I'm always a bit hesitant to give kudos to a talented vocalist, for fear they'll go the way of Britney Spears or Justin Timberlake. Too often, a wholesome singer gets "big" then mutates overnight from a mild PG to a strong R, a definite turn-off.

With that disclaimer, let me recommend a new album from difficult-to-label Billy Gilman. "Everything and more" was in the "country" section at the store where I picked it up, but many of the cuts on the CD can hardly be called "country" in the traditional sense. The title cut (also a video, according to Gilman's website) spotlights the former boy soprano's new high tenor range. As a second tenor myself, I appreciate the ease with which he navigates the higher notes. The nearly two year exile imposed upon him is already paying dividends. "Looked into the wings," a later cut on the album, chronicles the young performer's angst as he wonders whether he'll ever sing again. This touching tribute to his manager Angela's unshakeable faith in him resonates with anyone who has ever had their best gift put in doubt.

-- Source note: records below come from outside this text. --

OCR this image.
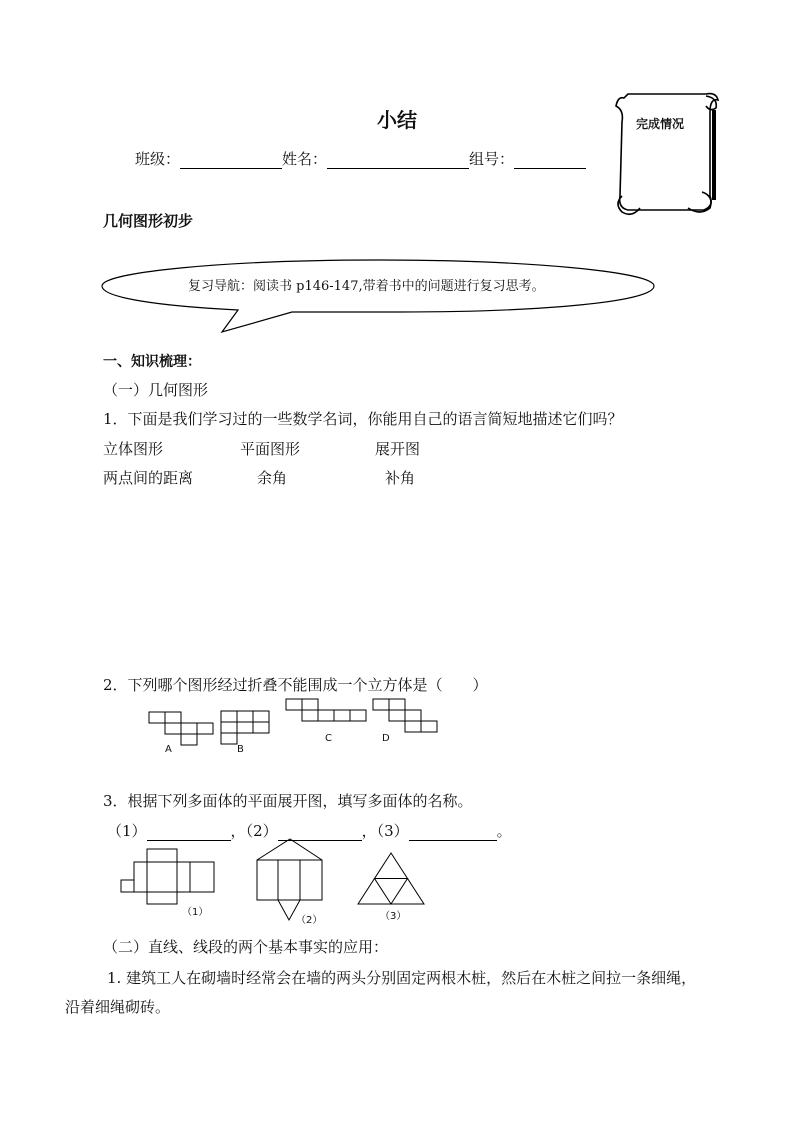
小结	完成情况
班级：	姓名：	组号：
几何图形初步
复习导航：阅读书 p146-147,带着书中的问题进行复习思考。
一、知识梳理：
（一）几何图形
1．下面是我们学习过的一些数学名词，你能用自己的语言简短地描述它们吗？
立体图形	平面图形	展开图
两点间的距离	余角	补角
2．下列哪个图形经过折叠不能围成一个立方体是（　　）
A	B
C	D
3．根据下列多面体的平面展开图，填写多面体的名称。
（1）	，（2）	，（3）	。
（1）
（2）	（3）
（二）直线、线段的两个基本事实的应用：
1. 建筑工人在砌墙时经常会在墙的两头分别固定两根木桩，然后在木桩之间拉一条细绳，
沿着细绳砌砖。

Gilman sometimes sings as one teenager to another. "Missed you on Sunday" shows concern for a friend who is missing church and drifting toward the shadows. "Peaceable kingdom" is another hat-tip to Christianity, and indicative of the kind of soft-pedaled faith that won't please the fundamentalist, but is likely to build bridges to those seeking faith. In a day when many teens live in cocoons no bigger than their own high school, Billy shows sensitivity to world events. "Is anybody out there?" is a cry for help from a soldier wounded on a battlefield in Iraq. On the other hand, Billy's not afraid to lighten-up with the more honky-tonk sounding "Three words, two hearts, one kiss," a sure crowd pleaser.

Like any maturing artist, there's always room for improvement. Gilman's first instincts to exclude "Awaken the music" from the CD may have been correct. This modern interpretation of a Mozart composition includes rapid lyrics that are difficult to decipher; the song seems the odd-one-out stylistically.

Gilman's appeal is clear: implicit faith, wholesome lyrics, and the common touch. "Everything and more" was my Father's Day gift, but it has multi-generational appeal, if the number of times my sons played it in the car on our recent vacation is any indication. It's an auspicious return to the stage for a likeable star with a bright future. Keep up the good work, Billy, and never give anyone a reason to miss you on Sunday.


At 2:38 PM, Anonymous Anonymous said...

According to the leaflet that comes with the CD "Everything and more", the song "Looked into the wings" is actually about Billy Gilman's manager, not his vocal coach. Also, his manager's name is Angela, not Sandy. In the song "Missed you on Sunday", no where does it say it is from one friend to another. The relationship is very unclear.

At 3:07 PM, Blogger Double Birdie said...

Hey, anon, you're exactly right! I've update the review to reflect your corrections. As for "Missed you on Sunday," he does mention walking someone home "through the danger zone." It probably is a female friend who is now going a bit crazy. Ever see the movie "13"? I think that's what this song is getting at.

Thanks for the comment, and keep reading!